As to practical next steps, a review of the Lutheran Heritage decision and cases that followed it, such as T Mobile USA. Inc. v. NLRB[7] and Pauma v. NLRB[8] provide some guidance as to the types of work rules that are likely to be scrutinized. These rules include social media, non-disparagement, confidentiality of investigations and complaints, the use of recording devices in the workplace, and acceptable use of company communication resources. Employers may want to place particular emphasis on review and potential modifications of these rules and policies.
The Board did not address the issue of whether a “safe harbor” provision could disclaim any potential infringement on employee rights, but we anticipate that future Board cases and/or General Counsel memoranda will provide additional color on workplace rules and policies that pass muster under the Board’s newly articulated standard.
Our team of dedicated labor and employment professionals has extensive experience weighing the business, legal and practical implications associated with these issues and assisting clients to choose the approach that is best for their particular business. If you have any questions about the effect of this decision on your current practices, please contact the authors or your DLA Piper relationship partner.
[1] 372 NLRB No. 113.
[2] 343 NLRB No. 75.
[3] 365 NLRB No. 154.
[4] 368 NLRB No. 93.
[5] 372 NLRB No. 58.
[6] Office of the General Counsel Memorandum GC 23-08.
[7] T-Mobile USA, Inc. v.
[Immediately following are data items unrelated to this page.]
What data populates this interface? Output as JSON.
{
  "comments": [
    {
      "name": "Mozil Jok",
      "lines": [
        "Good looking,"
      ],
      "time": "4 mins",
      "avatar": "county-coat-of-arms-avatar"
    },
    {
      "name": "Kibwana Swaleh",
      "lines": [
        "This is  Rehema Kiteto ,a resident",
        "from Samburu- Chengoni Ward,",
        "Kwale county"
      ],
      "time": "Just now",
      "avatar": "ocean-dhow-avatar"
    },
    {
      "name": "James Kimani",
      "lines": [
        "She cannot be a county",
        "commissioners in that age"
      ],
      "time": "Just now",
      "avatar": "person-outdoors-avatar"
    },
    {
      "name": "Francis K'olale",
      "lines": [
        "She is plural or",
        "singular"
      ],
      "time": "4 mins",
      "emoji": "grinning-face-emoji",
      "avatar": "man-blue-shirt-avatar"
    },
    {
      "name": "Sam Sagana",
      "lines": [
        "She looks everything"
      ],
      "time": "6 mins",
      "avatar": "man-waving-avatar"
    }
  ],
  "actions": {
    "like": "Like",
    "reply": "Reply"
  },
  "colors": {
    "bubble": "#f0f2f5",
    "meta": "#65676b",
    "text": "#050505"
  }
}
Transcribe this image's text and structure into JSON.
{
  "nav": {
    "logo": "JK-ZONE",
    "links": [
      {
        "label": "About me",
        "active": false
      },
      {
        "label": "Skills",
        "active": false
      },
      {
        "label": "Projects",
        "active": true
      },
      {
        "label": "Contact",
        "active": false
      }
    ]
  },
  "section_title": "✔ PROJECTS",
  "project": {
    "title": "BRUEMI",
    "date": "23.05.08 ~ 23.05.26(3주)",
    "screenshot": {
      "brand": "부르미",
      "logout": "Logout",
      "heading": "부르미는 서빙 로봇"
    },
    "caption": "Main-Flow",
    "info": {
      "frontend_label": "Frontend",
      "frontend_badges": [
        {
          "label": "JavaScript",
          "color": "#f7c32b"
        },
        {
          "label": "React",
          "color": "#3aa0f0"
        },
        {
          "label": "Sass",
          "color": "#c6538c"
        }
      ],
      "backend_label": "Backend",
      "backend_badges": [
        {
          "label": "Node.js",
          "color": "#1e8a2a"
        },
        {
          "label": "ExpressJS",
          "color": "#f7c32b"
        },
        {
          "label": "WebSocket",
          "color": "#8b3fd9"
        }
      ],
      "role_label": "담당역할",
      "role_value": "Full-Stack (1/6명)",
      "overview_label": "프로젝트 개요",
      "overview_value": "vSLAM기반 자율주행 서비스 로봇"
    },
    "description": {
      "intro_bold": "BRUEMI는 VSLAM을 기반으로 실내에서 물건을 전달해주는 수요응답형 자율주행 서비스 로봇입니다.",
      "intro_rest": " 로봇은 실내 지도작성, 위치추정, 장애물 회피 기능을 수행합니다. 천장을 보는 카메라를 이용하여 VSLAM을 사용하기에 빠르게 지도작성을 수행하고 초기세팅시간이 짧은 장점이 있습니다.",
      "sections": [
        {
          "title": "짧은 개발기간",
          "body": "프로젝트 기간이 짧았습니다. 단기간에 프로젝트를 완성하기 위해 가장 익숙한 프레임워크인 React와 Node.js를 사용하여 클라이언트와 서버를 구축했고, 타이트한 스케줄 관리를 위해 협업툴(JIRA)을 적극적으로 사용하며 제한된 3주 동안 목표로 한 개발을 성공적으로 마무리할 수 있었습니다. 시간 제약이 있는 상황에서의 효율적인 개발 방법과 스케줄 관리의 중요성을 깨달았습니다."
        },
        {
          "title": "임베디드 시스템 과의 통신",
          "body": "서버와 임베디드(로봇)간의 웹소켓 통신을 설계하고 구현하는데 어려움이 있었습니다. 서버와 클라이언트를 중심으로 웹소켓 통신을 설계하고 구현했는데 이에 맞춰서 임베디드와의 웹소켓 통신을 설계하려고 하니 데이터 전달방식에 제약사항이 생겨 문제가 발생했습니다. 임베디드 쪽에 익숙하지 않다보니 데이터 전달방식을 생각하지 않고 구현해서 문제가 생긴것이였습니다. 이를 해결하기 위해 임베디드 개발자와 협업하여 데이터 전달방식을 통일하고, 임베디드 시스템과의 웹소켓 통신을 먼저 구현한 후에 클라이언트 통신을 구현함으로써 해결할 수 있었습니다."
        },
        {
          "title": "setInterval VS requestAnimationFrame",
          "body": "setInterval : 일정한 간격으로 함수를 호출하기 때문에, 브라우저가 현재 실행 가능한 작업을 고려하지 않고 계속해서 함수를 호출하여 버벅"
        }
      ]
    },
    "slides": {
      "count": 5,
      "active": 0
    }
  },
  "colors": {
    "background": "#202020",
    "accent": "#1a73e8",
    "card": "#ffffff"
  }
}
Nat'l Lab. Rels. Bd., 865 F.3d 265 (5th Cir. 2017) (holding that an employer’s policy prohibiting all photography and recording on the corporate premises at any time without permission was an unfair labor practice).
[8] Casino Pauma v. Nat'l Lab. Rels. Bd., No. 21-CA-161832 (July 18, 2016) (holding that a clause prohibiting employees from conducting personal business while at work unlawfully restricted employees’ rights to engage in protected activity).